Поезд пришёл без опозданий. Простился. Вошёл в вагон. Помахал рукой
старикам в окошко, и любимый, знакомый до каждого закоулка, светло-зелёный
Тайгинский вокзал остался позади. Я оказался на боковушке. Сидел и смотрел на
убегающие за спину верхушки елей и кедров. Скоро закончится кудрявая нарядная
тайга, начнутся перелески с берёзами и
осинами, голые стволы которых до весны будут наводить тоску на скучающих
пассажиров проносящихся мимо поездов. Скоро воспоминания о тихом и размеренном
быте маленького моего родного городка будут безжалостно вытеснены нескончаемой мелкой суетой большого
города-муравейника. Совсем скоро едва ощутимый след родного материнского тепла далёкой
провинциальной маленькой моей родины
неизбежно сотрётся из памяти. Всякие
такие мысли бродили в голове под равномерный перестук колёсных пар на стыках
рельсов.
Через час прибыли на станцию Юрга-2. Среди новых пассажиров оказалась
одна девушка, и села недалеко от меня, наискосок в соседнюю секцию, так, что я
хорошо мог её разглядеть. Каштановые волосы, карие глаза, приятные черты лица,
немного косметики. Фигура меня вообще устроила – было за что уцепиться глазу.
Практически, девушка со страниц романов Ивана Александровича Гончарова! Короче
– то, что доктор прописал мне именно для такой поездки.
Я поглядывал в её сторону, открывая для себя тембр её голоса, мимику,
манеру держаться. Она нравилась мне всё больше. Незаметно как-то я начал прикидывать
фантастическую историю нашего возможного знакомства. Дальше – больше. Я
примерял на себя роль её супруга, проигрывал какие-то мизансцены
совместной жизни. Млея от нахлынувших
ощущений, переживал воображаемые моменты близости.

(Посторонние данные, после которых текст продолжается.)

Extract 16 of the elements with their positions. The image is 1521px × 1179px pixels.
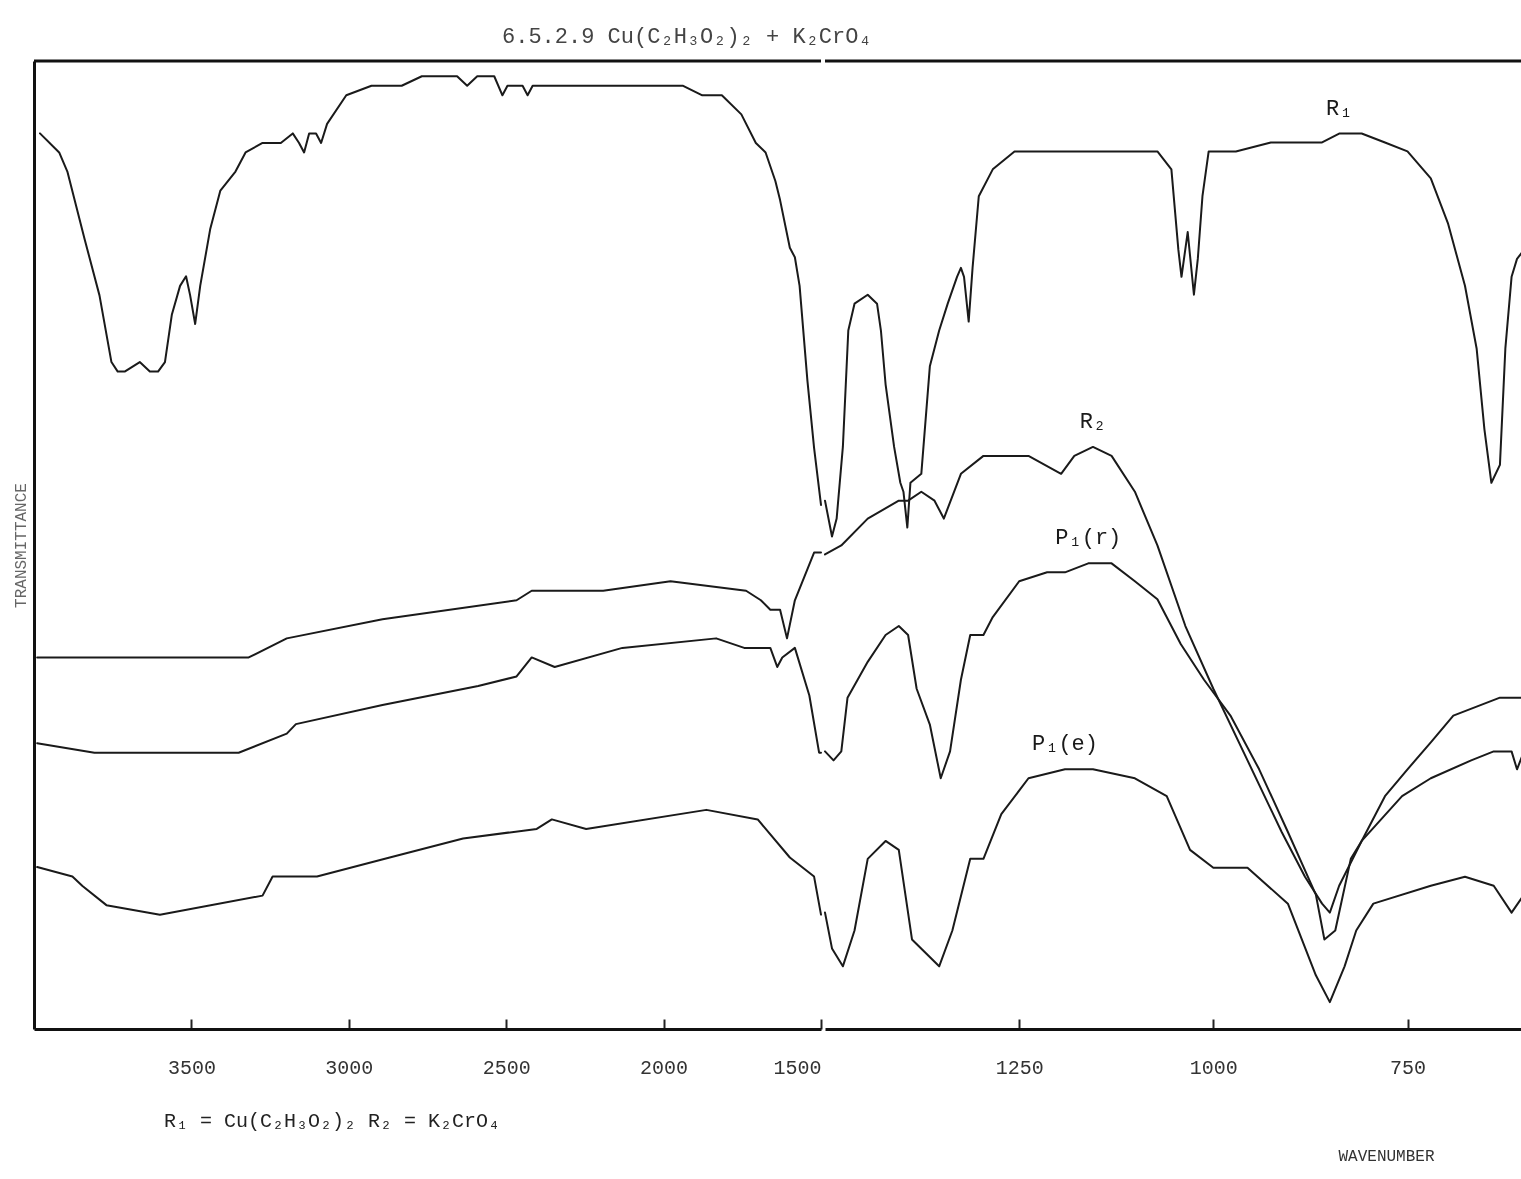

Может быть, я слегка перебрал – слишком часто и навязчиво с нескрываемым
интересом поглядывал в её сторону.
Случалось, мы иногда встречались взглядами, и тогда я понимал, что нисколько не
смущаю и не раздражаю её. Мне казалось, что ей было даже приятно. Уже померещилось,
что и я заинтересовал её. Всякое могло быть. Это был удивительный мир грёз. По
крайней мере, я был удовлетворён поездкой, и благодарен нечаянной попутчице за
этот волшебный сеанс.
Три часа спустя мы прибыли на Новосибирск-Главный. Никакого продолжения
сказки мне не было нужно, но я всё ещё находился во власти очарования и
девушкой, и всей этой дорожной историей. Она тоже собралась на выход, и мне
было приятно хотя бы издали сопровождать ещё какое-то время прекрасную
незнакомку. Я пристроился за ней следом в узком проходе возле тамбура, вдыхая
лёгкий аромат её духов, и всё ещё, в тайне для себя, надеясь на какой-нибудь
случай, происшествие, что послужит, может быть, нечаянным продолжением.
Дежурная проводница наконец-то открыла дверь, и народ гусиным шагом
потянулся на выход. Мы подошли к вагонной лестнице. Моя девушка, держась за
поручень, начала спускаться. Неотступно, стараясь не потерять след благоухания,
я двинулся за ней. Сделал осторожный шаг ступенькой ниже. И вдруг она
остановилась. Она оглянулась на меня. Взгляд её был вопросительно-укоряющий.
Даже с какой-то неясной мольбой она смотрела на меня, не двигаясь дальше. Я
тоже остановился в замешательстве. Невообразимые мысли вихрем пронеслись в моей
голове. Надо было что-то сказать, что-то предпринять.
Но во вспыхнувшем волнении мною овладело несказанное оцепенение. В
смущении я опустил взор. И … о, мама! Одной ногой я стоял на полах её пальто,
стелющихся по ступеням. …Мне казалось, весь мой большой город её печальными
глазами в упор смотрел на меня, мелкого паршивца.
Всё. Занавес. Софиты погасли. Разочарованные зрители в гробовом молчании
покидали театр провалившейся пьесы, с негодованием выбрасывая в урны
приготовленные букеты цветов.
Как-то так … Но в миллионе – не меньше! –
других эпизодов с участием девушек я всегда был на высоте. Это точно.